Aaron Ross played for the Texas Longhorns from 2003- 2006, honing his game initially behind future NFL pro Nathan Vasher. He’d also see extensive time on special teams. He’d really come into his own by 2005, recording 46 tackles, 2 tackles for loss, and 3 interceptions for 40 yards as the Longhorns won the National Championship. Ross’ displayed immense vision and speed on put returns with 34 punt returns for 500 yards and 2 TDs. 2006 was a banner year for Ross, as he earned the Jim Thorpe Award, with 57 tackles, 2 tackles for loss, a sack, and 6 interceptions for 7 yards. On punt returns again, Aaron had 23 returns for 240 yards and a TD.
Aaron was selected by the New York Giants with the 20th overall pick of the 2007 NFL draft.

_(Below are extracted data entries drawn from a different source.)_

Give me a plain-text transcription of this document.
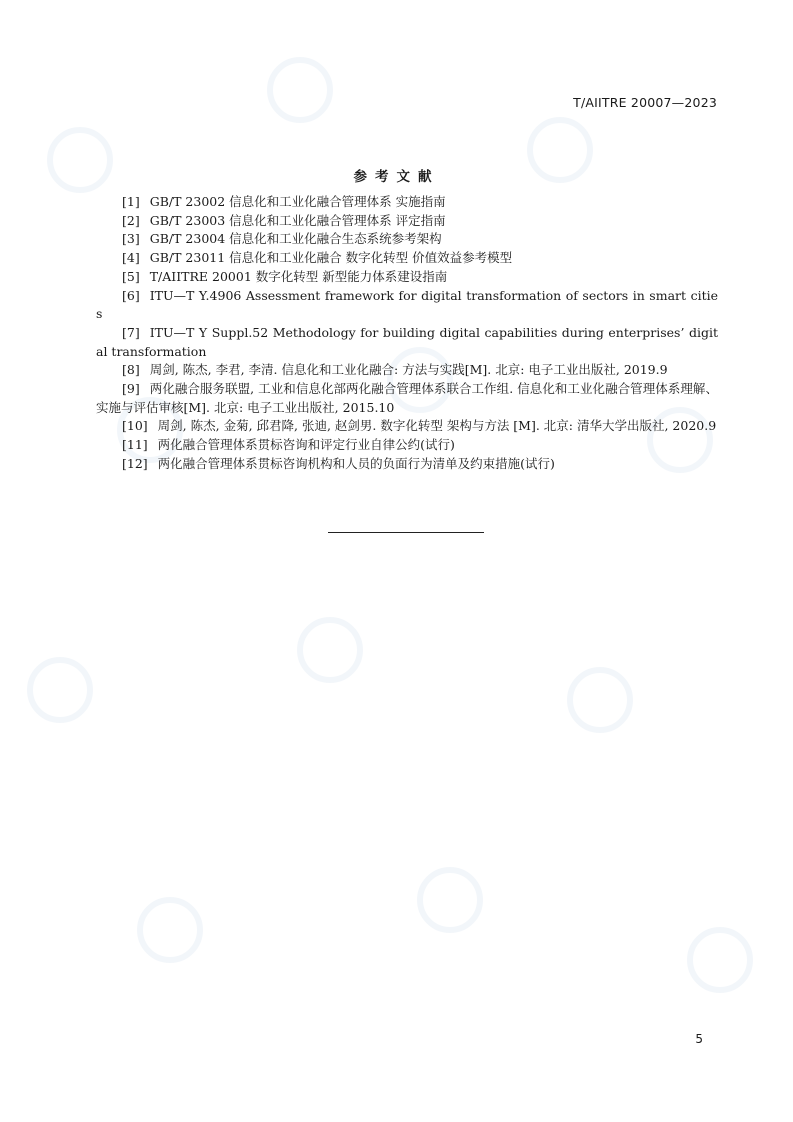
T/AIITRE 20007—2023
参考文献
[1] GB/T 23002 信息化和工业化融合管理体系 实施指南
[2] GB/T 23003 信息化和工业化融合管理体系 评定指南
[3] GB/T 23004 信息化和工业化融合生态系统参考架构
[4] GB/T 23011 信息化和工业化融合 数字化转型 价值效益参考模型
[5] T/AIITRE 20001 数字化转型 新型能力体系建设指南
[6] ITU—T Y.4906 Assessment framework for digital transformation of sectors in smart cities
[7] ITU—T Y Suppl.52 Methodology for building digital capabilities during enterprises’ digital transformation
[8] 周剑, 陈杰, 李君, 李清. 信息化和工业化融合: 方法与实践[M]. 北京: 电子工业出版社, 2019.9
[9] 两化融合服务联盟, 工业和信息化部两化融合管理体系联合工作组. 信息化和工业化融合管理体系理解、实施与评估审核[M]. 北京: 电子工业出版社, 2015.10
[10] 周剑, 陈杰, 金菊, 邱君降, 张迪, 赵剑男. 数字化转型 架构与方法 [M]. 北京: 清华大学出版社, 2020.9
[11] 两化融合管理体系贯标咨询和评定行业自律公约(试行)
[12] 两化融合管理体系贯标咨询机构和人员的负面行为清单及约束措施(试行)
5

He finished his rookie season with 42 tackles, 2.5 tackles for loss, 1.5 sacks, 3 interceptions for 51 yards, and a 43 yard TD against the New York Jets- culminating in a Super Bowl victory over the Patriots. He’d have another solid season in 2008 posting 52 tackles, 3 interceptions for 58 yards and a TD. A hamstring injury pretty much wiped out his 2009 season and when he returned in 2010, Aaron was relegated to the bench. He’d return to the stater role in 2010, earning 60 total tackles, 4 interceptions and 2 fumble recoveries, punctuating the Giants Super Bowl win again over the Patriots.
He’d sign with the Jacksonville Jaguars in 2012 and start 9 contets for the team. Ross recorded 46 total tackles, and 3 pass deflections. He’d return to the Giants for 2013, and finish eventually his career with the Ravens in 2014.
I really liked the Panini UT set that came out but I was disappointed because they lumped all the sports in there and the breadth of players didn’t seem too deep. Still the design is pretty good, even if it bears the hallmark shadow posterization that many of the cards of this era have.